In meinem jungen Erwachsenenalter – oder vielleicht treffender: während ich noch dabei war, erwachsen zu werden – entstand eine tiefe Freundschaft mit einem jungen Mann.
An sich wäre das nichts Besonderes gewesen, wenn dieser Freund nicht trans gewesen wäre. Es waren die frühen 2000er-Jahre, und ich wuchs in einem freikirchlichen Umfeld auf, das man wohl als konservativ oder evangelikal bezeichnen würde.

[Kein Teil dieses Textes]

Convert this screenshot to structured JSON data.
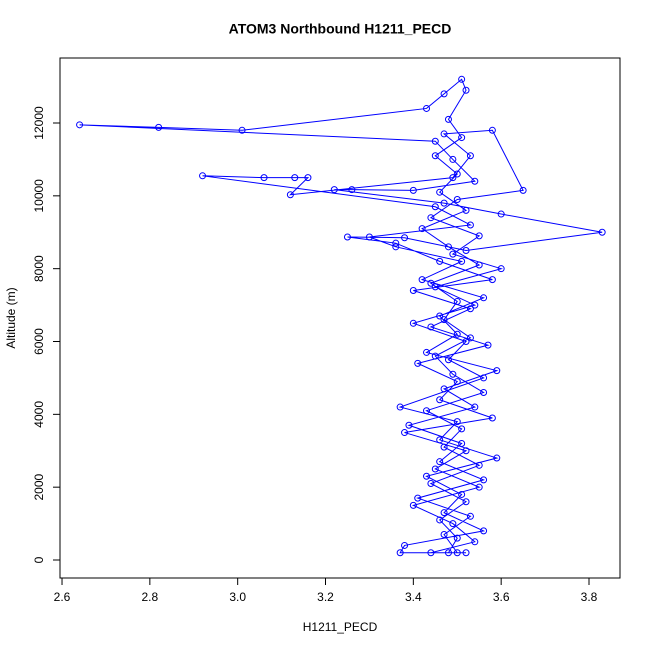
{
  "chart_data": {
    "type": "line",
    "title": "ATOM3 Northbound H1211_PECD",
    "x_label": "H1211_PECD",
    "y_label": "Altitude (m)",
    "color": "#0000ff",
    "marker": "circle",
    "xlim": [
      2.5954,
      3.8706
    ],
    "ylim": [
      -494,
      13785
    ],
    "xticks": [
      2.6,
      2.8,
      {
        "value": 3,
        "label": "3.0"
      },
      3.2,
      3.4,
      3.6,
      3.8
    ],
    "yticks": [
      0,
      2000,
      4000,
      6000,
      8000,
      10000,
      12000
    ],
    "x": [
      3.48,
      3.5,
      3.46,
      3.52,
      3.44,
      3.55,
      3.47,
      3.51,
      3.43,
      3.56,
      3.49,
      3.45,
      3.53,
      3.47,
      3.5,
      3.44,
      3.55,
      3.48,
      3.42,
      3.52,
      3.46,
      3.5,
      3.45,
      3.51,
      3.48,
      3.52,
      3.51,
      3.47,
      3.43,
      3.01,
      2.82,
      2.64,
      3.45,
      3.49,
      3.54,
      3.4,
      3.26,
      3.22,
      3.47,
      3.6,
      3.83,
      3.52,
      3.38,
      3.25,
      3.36,
      3.46,
      3.58,
      3.4,
      3.53,
      3.44,
      3.57,
      3.41,
      3.5,
      3.46,
      3.58,
      3.38,
      3.52,
      3.45,
      3.55,
      3.4,
      3.49,
      3.54,
      3.44,
      3.5,
      3.47,
      3.53,
      3.41,
      3.56,
      3.46,
      3.51,
      3.39,
      3.54,
      3.47,
      3.59,
      3.43,
      3.5,
      3.46,
      3.56,
      3.42,
      3.51,
      3.36,
      3.3,
      3.53,
      3.45,
      2.92,
      3.06,
      3.13,
      3.16,
      3.12,
      3.49,
      3.53,
      3.47,
      3.58,
      3.65,
      3.5,
      3.44,
      3.55,
      3.49,
      3.6,
      3.45,
      3.54,
      3.4,
      3.52,
      3.48,
      3.56,
      3.37,
      3.5,
      3.46,
      3.59,
      3.43,
      3.51,
      3.47,
      3.56,
      3.38,
      3.37,
      3.52
    ],
    "values": [
      200,
      600,
      1100,
      1600,
      2100,
      2600,
      3100,
      3600,
      4100,
      4600,
      5100,
      5600,
      6100,
      6600,
      7100,
      7600,
      8100,
      8600,
      9100,
      9600,
      10100,
      10600,
      11100,
      11600,
      12100,
      12900,
      13200,
      12800,
      12400,
      11800,
      11880,
      11950,
      11500,
      11000,
      10400,
      10150,
      10170,
      10170,
      9800,
      9500,
      9000,
      8500,
      8850,
      8870,
      8700,
      8200,
      7700,
      7400,
      6900,
      6400,
      5900,
      5400,
      4900,
      4400,
      3900,
      3500,
      3000,
      2500,
      2000,
      1500,
      1000,
      500,
      200,
      200,
      700,
      1200,
      1700,
      2200,
      2700,
      3200,
      3700,
      4200,
      4700,
      5200,
      5700,
      6200,
      6700,
      7200,
      7700,
      8200,
      8600,
      8870,
      9200,
      9700,
      10550,
      10500,
      10500,
      10500,
      10030,
      10500,
      11100,
      11700,
      11800,
      10150,
      9900,
      9400,
      8900,
      8400,
      8000,
      7500,
      7000,
      6500,
      6000,
      5500,
      5000,
      4200,
      3800,
      3300,
      2800,
      2300,
      1800,
      1300,
      800,
      400,
      200,
      200
    ]
  }
}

Meine Eltern hatten durch ihre Prägung in der Heilsarmee stets eine etwas weitere Sicht auf die Welt, was mir im Rückblick ein wertvolles Fundament war. Dennoch wirkte der Einfluss meiner Freikirche stark in mir – das merkte ich besonders in der Begegnung mit meinem Freund.
Ich habe ihn nie verurteilt
Es kam nie ein Urteil über meine Lippen. Ganz im Gegenteil: Wir waren eng befreundet, gingen durch dick und dünn, trugen denselben „Style“, erlebten vieles gemeinsam. Ich fühlte mich von ihm angenommen, auf eine Weise, die tief und echt war.
Und doch spürte ich anfangs eine gewisse innere Barriere – Berührungsängste, die ich mir selbst kaum erklären konnte. Ein Teil in mir war geprägt von Ablehnung, wie sie in meinem religiösen Umfeld mitschwang. Doch ein anderer Teil in mir wollte genau das nicht.
Jesus vor Augen
Immer wenn ich an Jesus dachte, sah ich einen Mann vor mir, der völlig frei von solchen Ängsten war. Er suchte die Nähe derer, die in den Augen der Frommen als „Zöllner und Sünder“ galten. Er ass mit ihnen, lebte mit ihnen – und war damit ein Skandal für die religiöse Elite seiner Zeit. Diese Vorstellung hat mich begleitet, herausgefordert und innerlich bewegt. Und sie hat mir geholfen, offener zu werden – nicht nur für andere Menschen, sondern auch für das, was in mir selbst vorgeht.
Ich fühlte mich alleine
Damals war ich auf mich selbst gestellt – oder zumindest fühlte es sich so an. In dem konservativen Umfeld, in dem ich aufgewachsen war, hatte ich genau gelernt, was dort als „gottgewollt“ galt – und was als „gegen Gott“ angesehen wurde. Vor allem Sexualität ausserhalb der Ehe stand im Fokus, insbesondere Homosexualität. Trans-Identität? Davon war keine Rede. Dieses Thema kam erst viele Jahre später überhaupt ins Blickfeld. Ich hatte viele Jahre Sonntagsschule hinter mir, war mit Begeisterung in der Jungschar – eine Zeit, die ich sehr liebte. Ich wusste genau, wie ich mich in der christlichen Welt verhalten musste, um ins gewünschte Bild zu passen. Ich war gut darin geworden, dieses Bild zu erfüllen.
Aber ich hatte nie Werkzeuge bekommen, wie ich Menschen begegnen sollte, die diesem Idealbild nicht entsprachen. Es fehlte mir an Orientierung, an Sprache, an innerer Freiheit – obwohl ich sie mir eigentlich tief wünschte. Ich fühlte mich zwischen zwei Welten, ohne eine Brücke dazwischen. Ich entschied mich für die Weite und gegen die Enge.
Ich entschied mich für offene Arme
Gerade jenen gegenüber, die so oft durch gesellschaftliche und religiöse Raster fallen. Ich wollte nicht länger Teil eines Systems sein, das Menschen ausschliesst, weil sie nicht in ein bestimmtes Schema passen. Stattdessen entschied ich mich bewusst für die Perspektive der Liebe, wie ich sie in Jesus sehe – radikal, einladend, heilend.
Es war kein einfacher Weg. Er forderte mich heraus, meine Prägungen zu hinterfragen, meine Ängste anzusehen und meinen Glauben neu zu begreifen. Aber dieser Weg hat mein Herz weiter gemacht. Ich habe gelernt, dass echte Nachfolge nicht darin besteht, Menschen zu bewerten – sondern ihnen zu begegnen. Auf Augenhöhe. Mit Würde. Mit offenen Armen.
Und ich glaube: Genau dort beginnt das Reich Gottes.